As more homeowners, businesses and towns seek to maintain land with fewer chemicals or fossil-fuel-powered machinery, a growing number are trying goats to get rid of unwanted vegetation. Internet rivals Google Inc. and Yahoo Inc. hired herds to clear around their Northern California headquarters this year. So did the Vanderbilt Mansion, a national historic site in Hyde Park, N.Y. And this April, nannies and billies were deployed at the U.S. Naval Base Kitsap Bangor in Silverdale, Wash., to annihilate pesky scotch broom plants.
While predators, poisonous plants and peeved neighbors can test goats on the job, the small livestock are well-suited for such labors.
Easy to manage, they relish prickly brush and weeds and their agility makes them "popular employees" for navigating steep slopes that can thwart humans and machines, says Brian Faris, president of the American Boer Goat Association in San Angelo, Texas.
It cost 55-year-old Mr. Holdaway $200 to clear a 1,700-square foot swath on his land with goats, pricier than the weed-whacking he's been doing himself for a decade with a gas-powered trimmer. "But like many organic practices, you are going to have to pay a premium sometimes," Mr. Holdaway says.
A few years back, I posted about a NY Times article that discussed a similar type of rental herd. It seems that goat rental entrepreneurs are getting more widespread, and using goats for a wider variety of projects. I've always thought it would be excellent if the road department made use of sheep to trim those big patches of grass near freeway on-ramps. Sheep would be well-suited for that, because the land tends to be grassy. Goats will eat grass, but they really love the bigger and weedier stuff.
As always, my biggest concern about portable livestock "landscapers" is fencing. There are good portable fencing systems out there; as the article points out, some of these goat services even set up electric fences powered by solar panels. We've personally never used portable fencing, and I'm not sure I'd trust it if the goats were working unsupervised --- especially near a busy road. Our goats are constantly challenging their fences. And they're not stupid. Given enough time unsupervised, they always seem to find a way to go under, over, around, or through to the other side. Because, you know, it's forbidden. So it must be better over there. Where the grass (or brush) is greener.
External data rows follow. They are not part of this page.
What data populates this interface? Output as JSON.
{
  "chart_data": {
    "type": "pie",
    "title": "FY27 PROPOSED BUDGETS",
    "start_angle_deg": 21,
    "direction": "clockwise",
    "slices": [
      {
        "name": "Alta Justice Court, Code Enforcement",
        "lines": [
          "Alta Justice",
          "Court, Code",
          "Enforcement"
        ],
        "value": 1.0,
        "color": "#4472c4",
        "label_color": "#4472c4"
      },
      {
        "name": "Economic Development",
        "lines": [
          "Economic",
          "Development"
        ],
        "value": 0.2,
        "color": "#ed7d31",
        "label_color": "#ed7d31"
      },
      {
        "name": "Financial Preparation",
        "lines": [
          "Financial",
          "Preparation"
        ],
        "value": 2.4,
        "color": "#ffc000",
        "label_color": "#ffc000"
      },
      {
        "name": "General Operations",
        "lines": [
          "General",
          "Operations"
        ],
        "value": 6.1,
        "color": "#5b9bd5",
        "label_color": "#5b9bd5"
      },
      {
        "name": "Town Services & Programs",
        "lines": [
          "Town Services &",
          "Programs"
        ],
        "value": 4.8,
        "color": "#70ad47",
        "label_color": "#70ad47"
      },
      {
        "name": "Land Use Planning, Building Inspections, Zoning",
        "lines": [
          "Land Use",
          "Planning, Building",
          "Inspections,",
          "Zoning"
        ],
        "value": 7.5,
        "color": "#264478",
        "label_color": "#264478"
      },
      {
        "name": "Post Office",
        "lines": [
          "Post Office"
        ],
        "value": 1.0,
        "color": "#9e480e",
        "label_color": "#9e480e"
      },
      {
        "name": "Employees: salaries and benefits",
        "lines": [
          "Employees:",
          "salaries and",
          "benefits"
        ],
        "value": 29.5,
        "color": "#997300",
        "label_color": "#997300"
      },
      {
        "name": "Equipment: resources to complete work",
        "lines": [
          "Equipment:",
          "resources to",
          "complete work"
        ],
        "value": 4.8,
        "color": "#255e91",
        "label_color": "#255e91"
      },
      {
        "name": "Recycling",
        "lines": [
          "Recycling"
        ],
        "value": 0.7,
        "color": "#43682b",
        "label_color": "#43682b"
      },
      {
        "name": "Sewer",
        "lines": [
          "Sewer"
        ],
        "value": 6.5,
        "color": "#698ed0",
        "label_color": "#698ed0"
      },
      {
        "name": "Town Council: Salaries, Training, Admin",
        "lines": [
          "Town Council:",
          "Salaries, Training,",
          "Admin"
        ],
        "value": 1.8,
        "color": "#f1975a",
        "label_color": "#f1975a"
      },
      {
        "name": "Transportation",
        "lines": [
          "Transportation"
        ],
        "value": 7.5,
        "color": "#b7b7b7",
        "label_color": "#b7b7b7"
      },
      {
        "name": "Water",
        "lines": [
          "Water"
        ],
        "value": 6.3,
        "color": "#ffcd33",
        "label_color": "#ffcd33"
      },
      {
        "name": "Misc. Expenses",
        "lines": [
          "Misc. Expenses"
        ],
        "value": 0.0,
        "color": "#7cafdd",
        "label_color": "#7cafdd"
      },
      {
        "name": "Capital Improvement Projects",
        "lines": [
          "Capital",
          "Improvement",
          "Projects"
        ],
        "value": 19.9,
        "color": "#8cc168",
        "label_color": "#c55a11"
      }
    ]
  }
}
I guess this is on my mind because I just came in from spending a couple of hours mending the fence in our goat pasture. It's amazing how much damage they've been able to do in just a few months. Fortunately, the Yeoman Farm Children and I seem to have secured all the places the goats were managing to escape.
At least for now. But as those of you with livestock know, mending fences is never done. Especially not with goats on the job.